Family, a Restaurant Fave and a Food Fail…

I made another quinoa dish on Sunday night, with a home-made, rather than shop-bought, tzatziki.

I had just made my blueberry clafoutis and was feeling like a kitchen goddess, so I confidently knocked up my quinoa (keen-wah, keen-wah, keen-wah) just like  last time.

With that burbling away on the stove, I grabbed the carrot tzatziki recipe I’d ripped from the pages of the Sunday Times Style mag, belonging to my dad’s local pub, earlier that morning.

I barely looked at the instructions, just started chopping away at cucumber, upended half a tub of Greek yoghurt into a dish, threw in the cucs, added a clove of minced garlic – as per instructions, swooshed in 2bsp of extra virg, ripped leaves from Mandy the mint plant and started shredding them in…

Then I seasoned with salt and pepper, mixed and tasted. Boooo. It tasted more like a garlic dip than the fresh, cool, almost bland taste you want from a tzatziki. But then I wasn’t following a recipe for a cucumber tzatziki, damn it, I had forgotten myself. Alas, I was all undone.

This cavalier approach also resulted in me forgetting to roast the tomatoes for the quinoa.

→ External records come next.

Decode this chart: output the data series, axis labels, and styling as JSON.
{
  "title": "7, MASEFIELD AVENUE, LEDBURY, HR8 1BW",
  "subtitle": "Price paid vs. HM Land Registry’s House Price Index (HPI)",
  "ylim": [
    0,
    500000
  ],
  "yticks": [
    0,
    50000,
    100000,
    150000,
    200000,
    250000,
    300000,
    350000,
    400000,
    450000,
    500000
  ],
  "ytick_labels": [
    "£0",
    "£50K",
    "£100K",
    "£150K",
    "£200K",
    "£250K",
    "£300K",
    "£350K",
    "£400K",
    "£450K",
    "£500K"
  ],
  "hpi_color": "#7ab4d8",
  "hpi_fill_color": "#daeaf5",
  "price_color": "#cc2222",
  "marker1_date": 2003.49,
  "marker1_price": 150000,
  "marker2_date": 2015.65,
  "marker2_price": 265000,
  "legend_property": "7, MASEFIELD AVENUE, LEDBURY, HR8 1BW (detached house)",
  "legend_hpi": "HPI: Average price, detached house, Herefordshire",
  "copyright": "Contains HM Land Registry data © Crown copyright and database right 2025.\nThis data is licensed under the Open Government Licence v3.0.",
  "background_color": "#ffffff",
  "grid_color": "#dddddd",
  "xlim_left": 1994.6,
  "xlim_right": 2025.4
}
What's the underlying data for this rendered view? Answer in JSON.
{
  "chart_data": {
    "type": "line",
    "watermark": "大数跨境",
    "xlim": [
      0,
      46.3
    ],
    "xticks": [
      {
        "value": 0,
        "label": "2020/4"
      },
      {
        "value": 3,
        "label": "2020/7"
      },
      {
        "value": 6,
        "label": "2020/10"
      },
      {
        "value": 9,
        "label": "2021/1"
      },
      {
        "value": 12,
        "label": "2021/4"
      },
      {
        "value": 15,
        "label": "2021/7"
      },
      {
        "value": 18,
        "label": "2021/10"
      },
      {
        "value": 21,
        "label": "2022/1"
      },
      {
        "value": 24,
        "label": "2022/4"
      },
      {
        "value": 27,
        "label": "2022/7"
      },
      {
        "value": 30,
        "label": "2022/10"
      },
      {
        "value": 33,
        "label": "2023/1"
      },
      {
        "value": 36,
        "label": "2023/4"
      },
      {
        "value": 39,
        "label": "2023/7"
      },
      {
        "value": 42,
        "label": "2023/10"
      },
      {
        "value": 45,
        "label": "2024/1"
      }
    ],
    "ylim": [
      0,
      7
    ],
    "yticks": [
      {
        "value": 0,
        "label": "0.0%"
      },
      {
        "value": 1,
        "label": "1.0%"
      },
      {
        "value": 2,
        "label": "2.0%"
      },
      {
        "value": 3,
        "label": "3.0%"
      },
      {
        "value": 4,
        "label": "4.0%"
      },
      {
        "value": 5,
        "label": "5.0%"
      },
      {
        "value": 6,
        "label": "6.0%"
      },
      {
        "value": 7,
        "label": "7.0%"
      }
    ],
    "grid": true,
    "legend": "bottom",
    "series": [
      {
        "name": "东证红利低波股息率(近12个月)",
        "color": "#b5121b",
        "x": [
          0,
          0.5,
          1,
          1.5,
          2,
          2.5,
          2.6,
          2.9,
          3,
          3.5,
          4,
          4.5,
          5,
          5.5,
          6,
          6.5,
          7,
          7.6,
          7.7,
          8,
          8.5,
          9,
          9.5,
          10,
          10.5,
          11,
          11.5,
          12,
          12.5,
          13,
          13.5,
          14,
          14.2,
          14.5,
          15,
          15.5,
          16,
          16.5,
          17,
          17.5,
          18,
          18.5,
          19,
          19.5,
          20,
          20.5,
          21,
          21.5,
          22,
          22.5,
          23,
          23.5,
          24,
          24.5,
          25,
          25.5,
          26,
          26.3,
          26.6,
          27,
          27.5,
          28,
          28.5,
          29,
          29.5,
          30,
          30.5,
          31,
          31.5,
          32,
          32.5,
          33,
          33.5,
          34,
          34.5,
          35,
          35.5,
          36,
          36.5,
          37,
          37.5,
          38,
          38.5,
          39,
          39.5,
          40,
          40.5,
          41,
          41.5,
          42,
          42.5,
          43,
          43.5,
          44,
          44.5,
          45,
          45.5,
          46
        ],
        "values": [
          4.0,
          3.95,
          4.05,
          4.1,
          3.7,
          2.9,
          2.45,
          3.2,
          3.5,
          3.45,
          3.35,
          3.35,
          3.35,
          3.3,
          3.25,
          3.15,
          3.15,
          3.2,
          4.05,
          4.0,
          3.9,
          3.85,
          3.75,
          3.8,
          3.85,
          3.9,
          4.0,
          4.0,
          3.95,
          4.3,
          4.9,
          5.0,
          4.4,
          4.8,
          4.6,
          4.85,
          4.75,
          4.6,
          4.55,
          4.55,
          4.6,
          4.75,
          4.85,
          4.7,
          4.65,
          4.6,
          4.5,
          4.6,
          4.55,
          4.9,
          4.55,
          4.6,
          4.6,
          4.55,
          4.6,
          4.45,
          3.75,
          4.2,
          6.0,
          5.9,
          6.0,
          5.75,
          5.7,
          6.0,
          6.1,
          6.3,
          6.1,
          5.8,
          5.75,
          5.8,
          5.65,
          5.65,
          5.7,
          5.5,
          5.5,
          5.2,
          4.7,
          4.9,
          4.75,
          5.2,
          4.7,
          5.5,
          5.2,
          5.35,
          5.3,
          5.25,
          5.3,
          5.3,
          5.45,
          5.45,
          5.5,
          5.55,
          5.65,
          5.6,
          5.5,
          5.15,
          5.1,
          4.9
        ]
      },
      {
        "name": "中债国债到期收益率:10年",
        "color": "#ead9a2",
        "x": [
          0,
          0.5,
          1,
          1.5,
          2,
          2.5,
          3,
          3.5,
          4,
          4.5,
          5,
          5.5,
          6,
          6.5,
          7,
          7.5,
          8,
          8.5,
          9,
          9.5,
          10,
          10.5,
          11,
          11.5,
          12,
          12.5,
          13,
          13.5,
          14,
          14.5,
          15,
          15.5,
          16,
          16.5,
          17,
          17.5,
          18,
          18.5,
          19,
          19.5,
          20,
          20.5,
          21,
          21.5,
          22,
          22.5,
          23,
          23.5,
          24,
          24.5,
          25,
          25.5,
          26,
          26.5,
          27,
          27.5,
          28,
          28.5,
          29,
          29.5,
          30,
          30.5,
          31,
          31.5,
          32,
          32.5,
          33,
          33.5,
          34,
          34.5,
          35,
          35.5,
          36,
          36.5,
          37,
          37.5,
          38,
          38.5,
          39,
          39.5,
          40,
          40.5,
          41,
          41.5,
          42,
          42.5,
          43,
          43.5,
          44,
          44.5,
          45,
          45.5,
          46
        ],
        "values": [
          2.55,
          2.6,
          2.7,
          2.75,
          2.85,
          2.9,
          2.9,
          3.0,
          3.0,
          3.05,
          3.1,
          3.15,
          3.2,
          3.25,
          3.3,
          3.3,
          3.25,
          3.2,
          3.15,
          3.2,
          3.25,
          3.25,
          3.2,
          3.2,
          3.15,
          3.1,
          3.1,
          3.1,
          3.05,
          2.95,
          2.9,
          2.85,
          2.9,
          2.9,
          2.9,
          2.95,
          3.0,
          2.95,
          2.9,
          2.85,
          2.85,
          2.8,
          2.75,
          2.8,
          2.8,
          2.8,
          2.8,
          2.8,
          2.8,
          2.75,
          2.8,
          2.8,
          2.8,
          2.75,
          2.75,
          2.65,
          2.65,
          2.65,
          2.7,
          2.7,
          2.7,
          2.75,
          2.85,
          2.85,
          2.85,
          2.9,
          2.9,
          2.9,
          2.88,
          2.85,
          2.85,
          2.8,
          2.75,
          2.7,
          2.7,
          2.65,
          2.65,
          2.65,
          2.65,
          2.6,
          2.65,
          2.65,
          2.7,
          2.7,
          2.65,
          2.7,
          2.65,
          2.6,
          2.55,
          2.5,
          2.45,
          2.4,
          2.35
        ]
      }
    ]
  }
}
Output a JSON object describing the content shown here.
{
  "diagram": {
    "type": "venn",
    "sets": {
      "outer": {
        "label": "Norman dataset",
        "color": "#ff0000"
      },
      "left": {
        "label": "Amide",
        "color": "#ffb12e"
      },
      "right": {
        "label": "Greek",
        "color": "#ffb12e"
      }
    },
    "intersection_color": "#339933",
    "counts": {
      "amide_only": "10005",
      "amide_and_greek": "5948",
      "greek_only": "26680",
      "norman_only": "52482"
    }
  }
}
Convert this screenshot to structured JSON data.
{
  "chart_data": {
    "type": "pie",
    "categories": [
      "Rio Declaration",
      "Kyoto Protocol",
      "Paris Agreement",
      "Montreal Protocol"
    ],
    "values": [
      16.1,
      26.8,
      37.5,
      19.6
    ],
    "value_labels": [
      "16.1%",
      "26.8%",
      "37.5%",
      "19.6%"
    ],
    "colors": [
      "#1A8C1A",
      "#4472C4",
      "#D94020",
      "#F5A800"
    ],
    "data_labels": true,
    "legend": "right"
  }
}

“Ah well,” I thought, still feeling a little Lorraine Pascale: “I will just use non-roasted tomatoes and chuck them in with my  vinegary dressing.” I also chucked in chunks of pretend feta. Sainso’s Be Good To Yourself ‘light greek salad cheese’ (?) to be precise.

And it was… okay… but probably all just a bit too garlicky and acidic. The tzatziki would have been much better without the clove of garlic and the quinoa needed sweet roasted tomatoes to balance the vinegar and onion dressing. Listen to me, I’m Greg Wallace. It was a lesson learnt though and I seem to have the quino down at least.

The kitchen was due a breather.

So on Monday, a group of us (J, sister Tash, and my uncles) went to Banners in Crouch End.


Banners is a legend on the north London foodie scene. Based on Park Road and regularly name-checked by celeb fans, it does big, big tasty portions of Caribbean and fusion food. It’s always packed to the knick-knacked rafters and the atmos and exotic playlist are as just as tasty. I had Jamaican prawn roti, with rice and peas, and homemade coleslaw. J had jerk chicken (for a change) with massive side salad and chips.

My uncle had a jerk chicken salad – a salad in name only. Frank had a lamb burger and T had the veggie chilli.


Banners isn’t cheap. Mains sway around the £13-£16 mark, which for a Monday night can feel like an extravagance – but you massively get what you pay for.

Our little tribe was happy. Banners was happy. And the kitchen back home was happy.